Le président Paul Biya a attribué les difficultés économiques du Cameroun, marquées par l’inflation et une croissance économique lente au cours de l’année écoulée, à des chocs externes, notamment les guerres en Ukraine et à Gaza.
Il a également souligné que le changement climatique, l’inflation et les fluctuations des prix du pétrole ont eu un impact négatif sur la croissance économique.
Selon lui, les guerres sur d’autres continents ont affecté le Cameroun parce que le pays dépend de ces régions pour ses approvisionnements alimentaires et autres.

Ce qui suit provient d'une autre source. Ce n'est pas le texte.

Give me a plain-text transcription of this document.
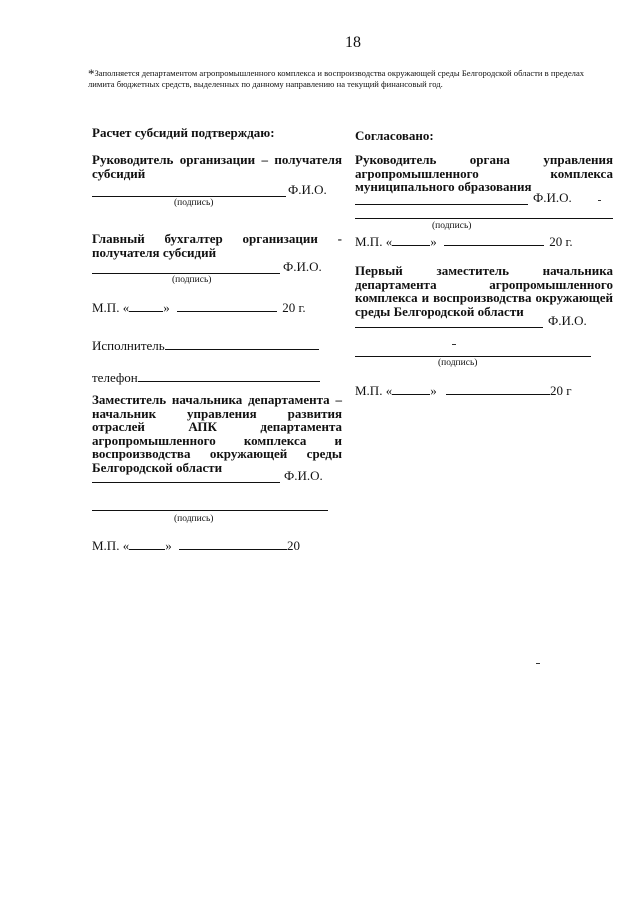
18
*Заполняется департаментом агропромышленного комплекса и воспроизводства окружающей среды Белгородской области в пределах лимита бюджетных средств, выделенных по данному направлению на текущий финансовый год.
Расчет субсидий подтверждаю:
Руководитель организации – получателя субсидий
Ф.И.О.
(подпись)
Главный бухгалтер организации - получателя субсидий
Ф.И.О.
(подпись)
М.П. «	»	20 г.
Исполнитель
телефон
Заместитель начальника департамента – начальник управления развития отраслей АПК департамента агропромышленного комплекса и воспроизводства окружающей среды Белгородской области
Ф.И.О.
(подпись)
М.П. «	»	20
Согласовано:
Руководитель органа управления агропромышленного комплекса муниципального образования
Ф.И.О.
(подпись)
М.П. «	»	20 г.
Первый заместитель начальника департамента агропромышленного комплекса и воспроизводства окружающей среды Белгородской области
Ф.И.О.
(подпись)
М.П. «	»	20 г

Cependant, malgré ces défis, il a affirmé que la croissance économique du pays est désormais réelle.
« Le Cameroun est régulièrement salué par les instances financières compétentes pour sa résilience, malgré un contexte international particulièrement difficile », a-t-il déclaré dans son discours de fin d’année.
Une croissance en hausse malgré les défis
Selon Paul Biya, le Cameroun a réalisé des progrès économiques remarquables en 2024, malgré une situation économique difficile.

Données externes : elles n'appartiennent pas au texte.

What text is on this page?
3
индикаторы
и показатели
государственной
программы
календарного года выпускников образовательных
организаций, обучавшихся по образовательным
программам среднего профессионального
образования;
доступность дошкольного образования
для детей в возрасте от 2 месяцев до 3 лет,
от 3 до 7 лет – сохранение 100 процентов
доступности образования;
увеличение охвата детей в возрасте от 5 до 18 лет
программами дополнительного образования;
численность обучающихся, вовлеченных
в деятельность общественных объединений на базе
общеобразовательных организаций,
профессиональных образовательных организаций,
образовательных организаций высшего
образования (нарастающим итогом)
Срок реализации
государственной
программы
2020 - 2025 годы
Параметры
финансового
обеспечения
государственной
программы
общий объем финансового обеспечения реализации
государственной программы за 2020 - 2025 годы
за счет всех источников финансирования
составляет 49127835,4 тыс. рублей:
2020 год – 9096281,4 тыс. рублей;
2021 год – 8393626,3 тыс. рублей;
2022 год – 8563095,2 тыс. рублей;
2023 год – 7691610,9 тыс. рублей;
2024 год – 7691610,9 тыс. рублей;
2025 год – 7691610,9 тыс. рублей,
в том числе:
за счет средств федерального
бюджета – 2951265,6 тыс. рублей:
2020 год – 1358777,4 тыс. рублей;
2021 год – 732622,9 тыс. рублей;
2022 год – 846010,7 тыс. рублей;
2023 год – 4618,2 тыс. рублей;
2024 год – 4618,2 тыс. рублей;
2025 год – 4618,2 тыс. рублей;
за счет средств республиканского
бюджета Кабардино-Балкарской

Le taux de croissance économique du pays en 2024 est estimé à 3,8 %, avec l’espoir qu’il atteindra 4,1 % en 2025.
Pour renforcer davantage la croissance économique, Biya a indiqué que le gouvernement a pris des mesures pour limiter les comportements spéculatifs et augmenter l’approvisionnement en biens essentiels.
Cela a permis de contenir l’inflation à 5 % en 2024, contre 7,4 % en 2023.
« Cette tendance devrait se poursuivre en 2025, pour atteindre 4 % », a-t-il ajouté.
Cependant, le discours du président pourrait ne pas refléter les réalités sur le terrain.
Depuis 2023, les prix des biens et services continuent d’augmenter et n’ont pas baissé.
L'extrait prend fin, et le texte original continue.